Si aceptamos –siguiendo a Laurence Cornu (“La confianza en las relaciones pedagógicas”)– que “La confianza es una hipótesis sobre la conducta futura del otro (…) Es una especie de apuesta que consiste en no inquietarse del no control del otro y del tiempo”, puedo entender que no es ningún disparate pensar que su “pérdida” está también relacionada con la falta de fe, esperanza, determinación, etc., de quien la había depositado en cualquier persona o institución.
Dicho esto –por lo aprendido en carne propia – me atrevo a afirmar que la desconfianza tiene mucho que ver con la inseguridad y la indecisión, aunque las formas de plantearla públicamente intenten asemejarse a la certidumbre o al vigor.
El contenido de esta última reflexión, por ejemplo, vino a confirmarse en una de mis múltiples charlas con algunos actores teatrales –intérpretes– al desgranar el cómo había que pisar las tablas de un escenario: según entendí, eran imprescindibles la certidumbre, la tranquilidad y el ánimo (siempre que se hubiesen realizado, con aprovechamiento, los deberes inherentes al “espectáculo” que se presentaría al público asistente).
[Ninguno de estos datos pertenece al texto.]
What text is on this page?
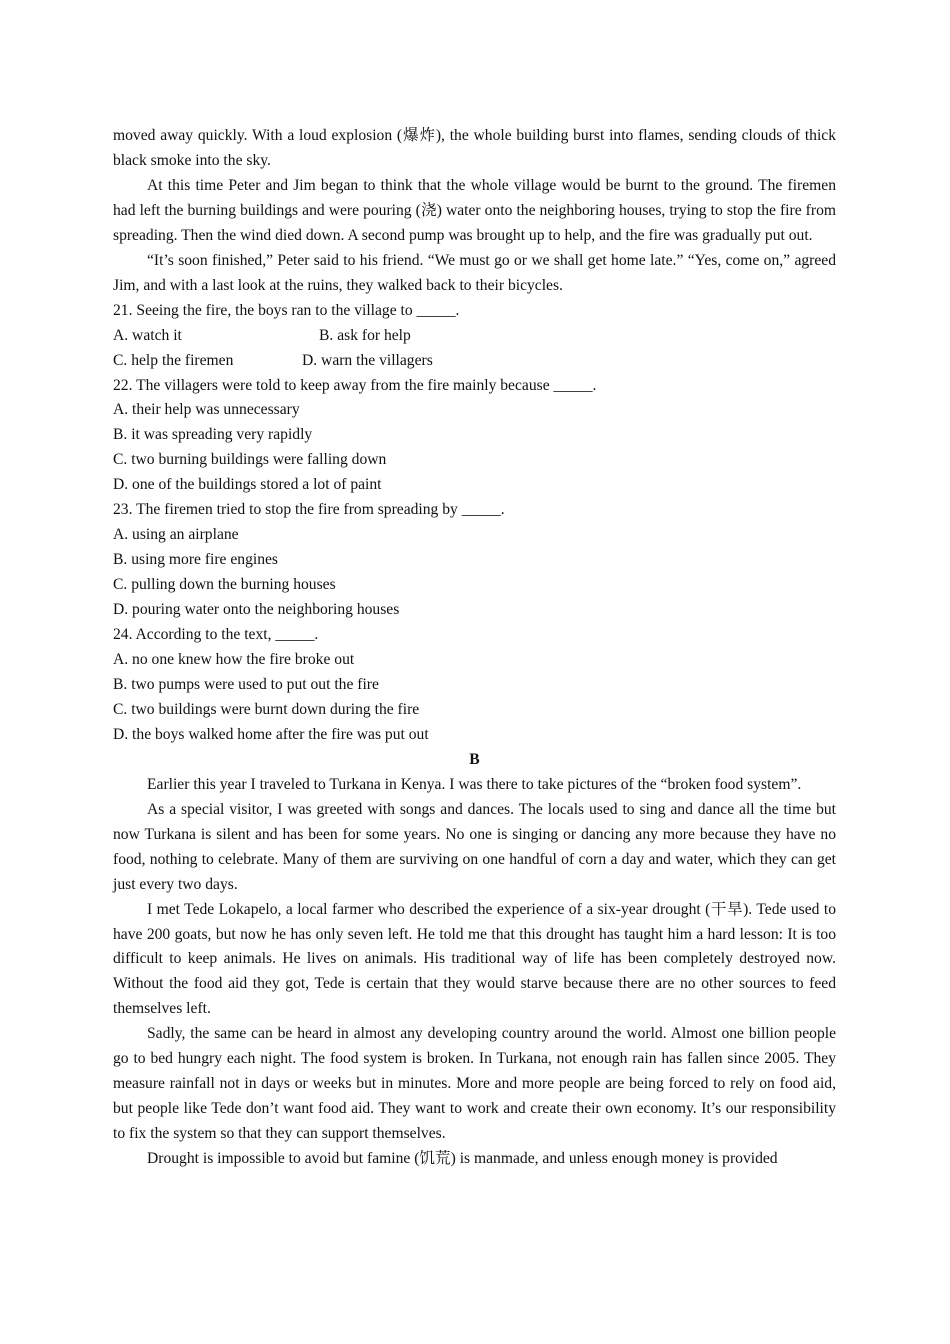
moved away quickly. With a loud explosion (爆炸), the whole building burst into flames, sending clouds of thick black smoke into the sky.

At this time Peter and Jim began to think that the whole village would be burnt to the ground. The firemen had left the burning buildings and were pouring (浇) water onto the neighboring houses, trying to stop the fire from spreading. Then the wind died down. A second pump was brought up to help, and the fire was gradually put out.

“It’s soon finished,” Peter said to his friend. “We must go or we shall get home late.” “Yes, come on,” agreed Jim, and with a last look at the ruins, they walked back to their bicycles.

21. Seeing the fire, the boys ran to the village to _____.

A. watch it	B. ask for help
C. help the firemen	D. warn the villagers

22. The villagers were told to keep away from the fire mainly because _____.

A. their help was unnecessary

B. it was spreading very rapidly

C. two burning buildings were falling down

D. one of the buildings stored a lot of paint

23. The firemen tried to stop the fire from spreading by _____.

A. using an airplane

B. using more fire engines

C. pulling down the burning houses

D. pouring water onto the neighboring houses

24. According to the text, _____.

A. no one knew how the fire broke out

B. two pumps were used to put out the fire

C. two buildings were burnt down during the fire

D. the boys walked home after the fire was put out

B

Earlier this year I traveled to Turkana in Kenya. I was there to take pictures of the “broken food system”.

As a special visitor, I was greeted with songs and dances. The locals used to sing and dance all the time but now Turkana is silent and has been for some years. No one is singing or dancing any more because they have no food, nothing to celebrate. Many of them are surviving on one handful of corn a day and water, which they can get just every two days.

I met Tede Lokapelo, a local farmer who described the experience of a six-year drought (干旱). Tede used to have 200 goats, but now he has only seven left. He told me that this drought has taught him a hard lesson: It is too difficult to keep animals. He lives on animals. His traditional way of life has been completely destroyed now. Without the food aid they got, Tede is certain that they would starve because there are no other sources to feed themselves left.

Sadly, the same can be heard in almost any developing country around the world. Almost one billion people go to bed hungry each night. The food system is broken. In Turkana, not enough rain has fallen since 2005. They measure rainfall not in days or weeks but in minutes. More and more people are being forced to rely on food aid, but people like Tede don’t want food aid. They want to work and create their own economy. It’s our responsibility to fix the system so that they can support themselves.

Drought is impossible to avoid but famine (饥荒) is manmade, and unless enough money is provided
Así, la veracidad y el crédito superarían cualquier sospecha de fraude.
Ya sé que a estas alturas podéis estar pensando en los últimos acontecimientos políticos, relacionados con ceses, destituciones o renuncias, pero, si dais –damos– un paso más allá, fijándonos en la teoría de la “censura en privado”, puede que el reconcomio nos lleve a aplicar lo expuesto a nuestro empecinamiento en estar instalados en la verdad absoluta.
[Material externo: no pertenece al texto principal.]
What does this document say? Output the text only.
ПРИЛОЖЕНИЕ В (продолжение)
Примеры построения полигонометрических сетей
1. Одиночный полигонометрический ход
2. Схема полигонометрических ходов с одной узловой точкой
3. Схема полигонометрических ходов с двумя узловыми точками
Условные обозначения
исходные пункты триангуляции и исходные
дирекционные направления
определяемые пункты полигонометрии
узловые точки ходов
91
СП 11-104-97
En fin, y repitiendo lo que ya os dije tiempo atrás –aún a riesgo de caer en la pesadez–, la mentira y sus sinónimos parciales (embuste, falacia, bola, trola, patraña, etc.) lo único que consiguen es ampliar hasta límites insospechados los conflictos ciudadanos… Aún más si intentamos aprovecharnos de la supuesta credulidad de los que, por una razón u otra, constantemente nos han apoyado. ¡Y todo ello, por favor, sin victimismo!